The ceiling, floor, foundation-wall connections and band joists between levels are often weak links in the air sealing system and should be addressed. Spray foam insulation, gaskets or caulk can be used to seal holes and connecting materials in those locations. Other types of insulation do not create an air barrier.

Airtight Drywall Approach (ADA): The ADA is a simple and effective interior air sealing system that connects the interior drywall and other building materials together to form a continuous air barrier around interior space. Drywall is sealed with gaskets or adhesive to top and bottom framing plates, corners and around openings in walls and ceilings. ADA and systems that block inside air from entering wall assemblies are especially beneficial in winter to control the entry of moist interior air into wall cavities where it could condense on cold-framing. It is also an easy, inexpensive way to seal ceilings.

Bypasses: Hidden areas that bypass the building envelope create major pathways for unwanted air exchange with the attic, crawl space or other unconditioned areas. Common neglected bypasses include soffit areas over kitchen cabinets, the return air plenum (path from the air filter to the air handler unit), the area around a fireplace chimney, plumbing stacks, unfinished areas behind tubs and showers, dropped ceilings, chases for ductwork, exhaust vents with no dampers and even insulation.

Penetrations: Holes in the building envelope and air barrier system commonly left unsealed include holes for plumbing, electrical boxes; exhaust fan housings, air registers, attic access doors, and wiring. Airtight electrical boxes with gaskets are available; regular boxes should have wiring holes caulked and be sealed to the drywall..
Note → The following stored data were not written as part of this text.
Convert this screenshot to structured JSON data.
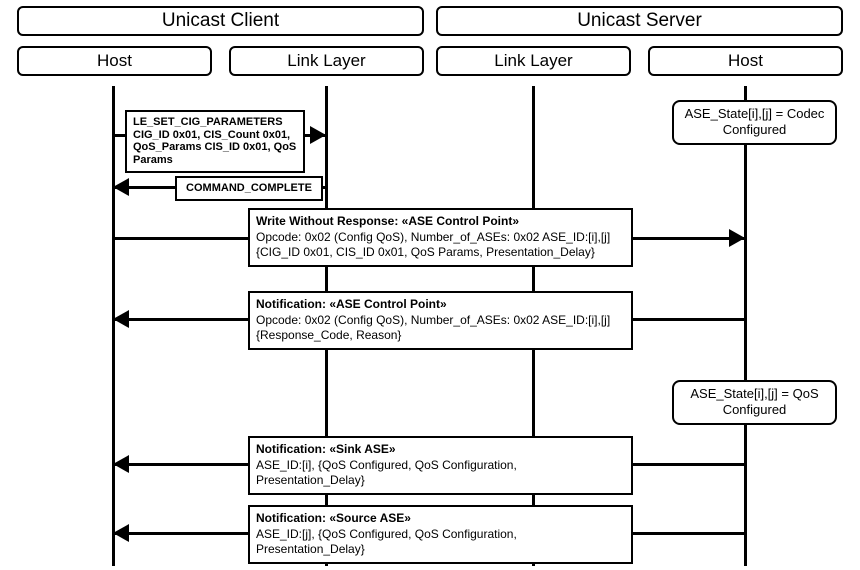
{
  "headers": {
    "client": "Unicast Client",
    "server": "Unicast Server",
    "host": "Host",
    "linklayer": "Link Layer"
  },
  "states": {
    "codec": "ASE_State[i],[j] = Codec Configured",
    "qos": "ASE_State[i],[j] = QoS Configured"
  },
  "msgs": {
    "cig": "LE_SET_CIG_PARAMETERS CIG_ID 0x01, CIS_Count 0x01, QoS_Params CIS_ID 0x01, QoS Params",
    "cmdcomplete": "COMMAND_COMPLETE",
    "write_title": "Write Without Response: «ASE Control Point»",
    "write_body": "Opcode: 0x02 (Config QoS), Number_of_ASEs: 0x02 ASE_ID:[i],[j] {CIG_ID 0x01, CIS_ID 0x01, QoS Params, Presentation_Delay}",
    "notif_cp_title": "Notification: «ASE Control Point»",
    "notif_cp_body": "Opcode: 0x02 (Config QoS), Number_of_ASEs: 0x02 ASE_ID:[i],[j] {Response_Code, Reason}",
    "notif_sink_title": "Notification: «Sink ASE»",
    "notif_sink_body": "ASE_ID:[i], {QoS Configured, QoS Configuration, Presentation_Delay}",
    "notif_src_title": "Notification: «Source ASE»",
    "notif_src_body": "ASE_ID:[j], {QoS Configured, QoS Configuration, Presentation_Delay}"
  }
}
Recessed light fixtures: Standard recessed lights put a leaky, uninsulated hole in the worst place of all - the attic floor. It’s best to avoid them altogether, and choose surface-mounted fixtures. If recessed lights are used, specify “airtight” models rated for insulation coverage (ICAT-labeled), and make sure the gasket is installed. Existing leaky recessed lights can be retrofitted by replacing the outside trim and inserting a special cone.